3 – Le Duan (Vietnam 1960 – 1986)
While Ho Chi Minh remains as the best-known Vietnamese leader, Le Duan was one of the nation’s most vicious ‘leaders.’ Although he was never technically the head of state, Le Duan was the General Secretary of the Communist Party of Vietnam’s Central Committee which meant he was ruler in all but name. He was one of the founding members of the Indochina Communist Party in 1930 and fought against the French. Le Duan then joined Ho Chi Minh’s Viet Minh, a communist Anti-French front. By 1945, he had become an influential member of the Central Committee in the new Republic of Vietnam.

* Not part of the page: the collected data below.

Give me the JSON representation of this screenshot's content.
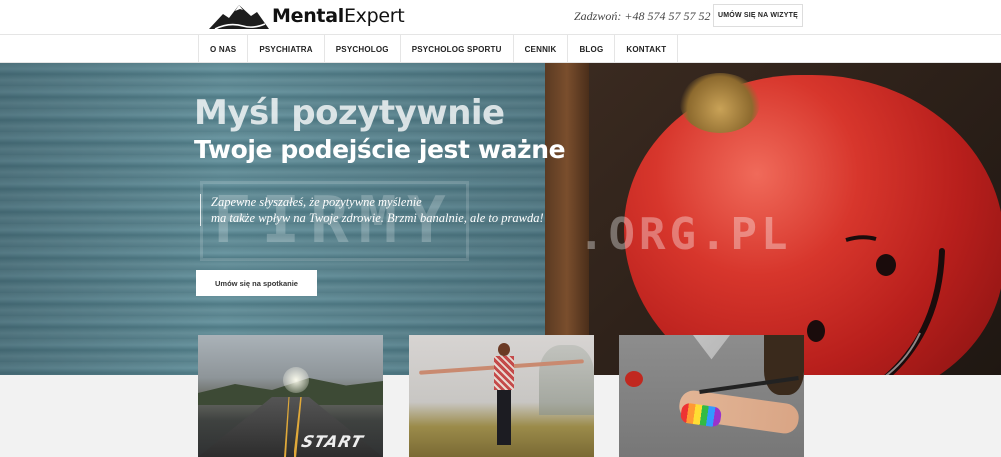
{
  "header": {
    "logo_part1": "Mental",
    "logo_part2": "Expert",
    "phone": "Zadzwoń: +48 574 57 57 52",
    "cta": "UMÓW SIĘ NA WIZYTĘ"
  },
  "nav": {
    "items": [
      {
        "label": "O NAS"
      },
      {
        "label": "PSYCHIATRA"
      },
      {
        "label": "PSYCHOLOG"
      },
      {
        "label": "PSYCHOLOG SPORTU"
      },
      {
        "label": "CENNIK"
      },
      {
        "label": "BLOG"
      },
      {
        "label": "KONTAKT"
      }
    ]
  },
  "hero": {
    "title": "Myśl pozytywnie",
    "subtitle": "Twoje podejście jest ważne",
    "desc_line1": "Zapewne słyszałeś, że pozytywne myślenie",
    "desc_line2": "ma także wpływ na Twoje zdrowie. Brzmi banalnie, ale to prawda!",
    "button": "Umów się na spotkanie"
  },
  "watermark": {
    "main": "FIRMY",
    "tail": ".ORG.PL"
  },
  "cards": [
    {
      "image": "road-start-photo",
      "overlay_text": "START"
    },
    {
      "image": "woman-arms-outstretched-photo"
    },
    {
      "image": "painted-rainbow-arm-photo"
    }
  ],
  "colors": {
    "apple_red": "#d7362c",
    "wood_teal": "#6d9aa5",
    "nav_text": "#222222"
  }
}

Throughout the 1950s, Le Duan was increasingly hostile and aggressive towards South Vietnam and became the head of the Central Office of South Vietnam in 1951. By the end of the decade, he was second only to Ho Chi Minh in the Indochina Communist Party and in the early 1960s, his leader’s health started to decline. As a consequence, Le Duan was a de facto ruler as he assumed most of Ho’s responsibilities.
When Ho Chi Minh died in 1969, Le Duan became the most powerful man in North Vietnam. During the Vietnam War, he proved to be a capable leader as he was adept at organizing the party and mobilizing troops. When the war ended in 1975, he helped his party through the tough period as the county was formally unified. In 1976, the party became the Vietnamese Communist Party whereupon Le Duan took the title ‘secretary-general.’
Although he had a gifted political mind, he failed miserably when it came to running the country. When North Vietnam took Saigon in 1975, Le Duan ordered the deaths of thousands of South Vietnamese soldiers. Upon the formation of the Socialist Republic of Vietnam in 1976, Le Duan continued his purge of ‘enemy’ soldiers and imprisoned up to 300,000 in his infamous ‘re-education camps.’ His brutal actions resulted in mass emigration from the country. Between 1975 and 1995, an estimated two million people left Vietnam, around 800,000 of them were classified as Vietnamese Boat People. The United Nations High Commission for Refugees estimates that up to 400,000 boat people died at sea.
Le Duan’s actions also ruined the South Vietnamese economy and established a ‘new economic zone’ where landowners and the wealthy were stripped of their possessions. While the country was a mess after the war, Le Duan only made things worse, and in 1983, Vietnam was named as the “single most repressive government in the world” by the United States Department of State. Further wars with the People’s Republic of China and Cambodia resulted in tens of thousands of deaths. Vietnam finally escaped from his yoke on July 10, 1986, when Le Duan died of natural causes in Hanoi although he had suffered a heart attack not long before.